She was Ireland’s first female world 5000m champion and is widely regarded as the nation’s greatest ever long distance runner.
In 1995, Sonia O’Sullivan reached the top of the tree by storming to gold at the World Championships in Gothenburg.
The then-26-year-old was already widely known as a top class runner, having grabbed 1500m silver at the worlds in 1993 before taking the European 3000m title the next year.
But with the 5000m finally being introduced as a women’s track and field distance in 1995, O’Sullivan made sure that she would claim the event as her own, embarking on a rampant and ruthless year full of victories on her way to a global gold medal.
Heading into the year, O’Sullivan was certainly the one to keep an eye on.
Not only had she clinched European gold in 1994, but she had also set world leads for 1500m, the mile, 2000m and 3000m, with the 2000m time being a world record 5.25.36.
However, O’Sullivan had close contenders. Despite beginning her season with a victory in the 5000m at the London KP Games, the woman she beat in that race, Portugal’s Fernanda Ribeiro, went on to run a then-world record of 14.36.45 a week later.
Even for an athlete in the form that O’Sullivan was in, it would have been enough cause for some concern. But at the time, the Cork-born athlete insists it never fazed her, despite having to go up against the new world record holder in the championships.
“I wasn’t going to lose to her,” she told the Irish Times in 2015. “Not in a sprint. She didn’t have my speed. I just knew she’d be ready to race. I had to respect her, but I didn’t fear her. Because I know I was absolutely capable of winning that race.”

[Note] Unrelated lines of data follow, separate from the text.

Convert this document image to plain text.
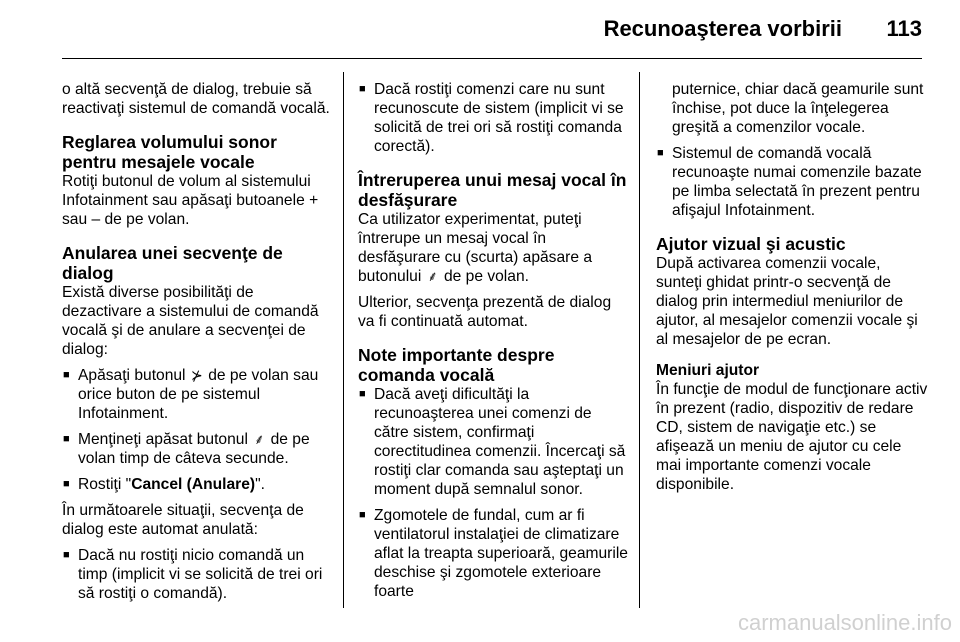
Recunoaşterea vorbirii 113

o altă secvenţă de dialog, trebuie să reactivaţi sistemul de comandă vocală.

Reglarea volumului sonor pentru mesajele vocale

Rotiţi butonul de volum al sistemului Infotainment sau apăsaţi butoanele + sau – de pe volan.

Anularea unei secvenţe de dialog

Există diverse posibilităţi de dezactivare a sistemului de comandă vocală şi de anulare a secvenţei de dialog:

■ Apăsaţi butonul ⊁ de pe volan sau orice buton de pe sistemul Infotainment.
■ Menţineţi apăsat butonul ⸙ de pe volan timp de câteva secunde.
■ Rostiţi "Cancel (Anulare)".

În următoarele situaţii, secvenţa de dialog este automat anulată:

■ Dacă nu rostiţi nicio comandă un timp (implicit vi se solicită de trei ori să rostiţi o comandă).
■ Dacă rostiţi comenzi care nu sunt recunoscute de sistem (implicit vi se solicită de trei ori să rostiţi comanda corectă).
Întreruperea unui mesaj vocal în desfăşurare

Ca utilizator experimentat, puteţi întrerupe un mesaj vocal în desfăşurare cu (scurta) apăsare a butonului ⸙ de pe volan.

Ulterior, secvenţa prezentă de dialog va fi continuată automat.

Note importante despre comanda vocală
■ Dacă aveţi dificultăţi la recunoaşterea unei comenzi de către sistem, confirmaţi corectitudinea comenzii. Încercaţi să rostiţi clar comanda sau aşteptaţi un moment după semnalul sonor.
■ Zgomotele de fundal, cum ar fi ventilatorul instalaţiei de climatizare aflat la treapta superioară, geamurile deschise şi zgomotele exterioare foarte

puternice, chiar dacă geamurile sunt închise, pot duce la înţelegerea greşită a comenzilor vocale.

■ Sistemul de comandă vocală recunoaşte numai comenzile bazate pe limba selectată în prezent pentru afişajul Infotainment.
Ajutor vizual şi acustic

După activarea comenzii vocale, sunteţi ghidat printr-o secvenţă de dialog prin intermediul meniurilor de ajutor, al mesajelor comenzii vocale şi al mesajelor de pe ecran.

Meniuri ajutor

În funcţie de modul de funcţionare activ în prezent (radio, dispozitiv de redare CD, sistem de navigaţie etc.) se afişează un meniu de ajutor cu cele mai importante comenzi vocale disponibile.

carmanualsonline.info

After a slight headache on whether to double up as she had done in 1993, O’Sullivan went with just the 5000m, with her eyes firmly set on the prize.
When it got to the World Championships, she found herself up against a range of strong competitors.
There was the world record holder Fernanda Ribeiro, along with a young future world and Olympic champion Gabriela Szabo, and a 21-year-old Paula Radcliffe.
As is often the case, it was the younger, less experienced athletes who were left to set the pace for much of the race.
Szabo started off at a pace that would have been quick even for a 1500m, before soon shrinking back into the pack.
Then it was Radcliffe’s turn to move up to the front, which was where she stayed for the majority of the race as the favourites O’Sullivan and Ribeiro continued to breathe down her neck.
But then with just over two laps to go, the Portuguese made her move and O’Sullivan immediately followed, leaving them to battle it out for the title.
It looked to be close as O’Sullivan stuck close behind Ribeiro, who was going for a world double after winning the 10,000m three days before. However, when both reached the back straight after hitting the bell, O’Sullivan’s class appeared in full flight.
With 250m to go, she steadily and expertly increased the pace slightly to breeze past Ribeiro and by the time she reached the home straight it was beyond all doubt that the gold medal was hers.
Just as O’Sullivan recalls, the sprint speed both athletes possessed had proved to be the vital difference, with O’Sullivan making history as Ireland’s first ever female champion at 5000m in a year where she had truly been unstoppable.
There could be no doubt that in that year, O’Sullivan was simply the best at long distance, being chosen as ‘Track & Field News’ magazine’s female athlete of the year.
Throughout her career she experienced huge heights with Olympic, world and European medals and cross country titles as well as some lows such as her disappointing Olympic and world campaigns following 1995, along with missing out on two potential world golds in 1993 to Chinese athletes suspected of doping.
She has also remained highly active beyond her retirement in 2007, becoming a coach in Melbourne where she lives as well as regularly contributing to the Irish Times newspaper.
Now it is her talented daughter Sophie O’Sullivan who takes to the track, clinching 800m silver at the European Under 18 Championships, with her mother naturally saying “hopefully (there’ll be) many more years to come”.
But as the now-49-year-old from Cobh, County Cork, looks back on her eventful career, she can stand tall as one of the greatest sports stars Ireland has ever produced.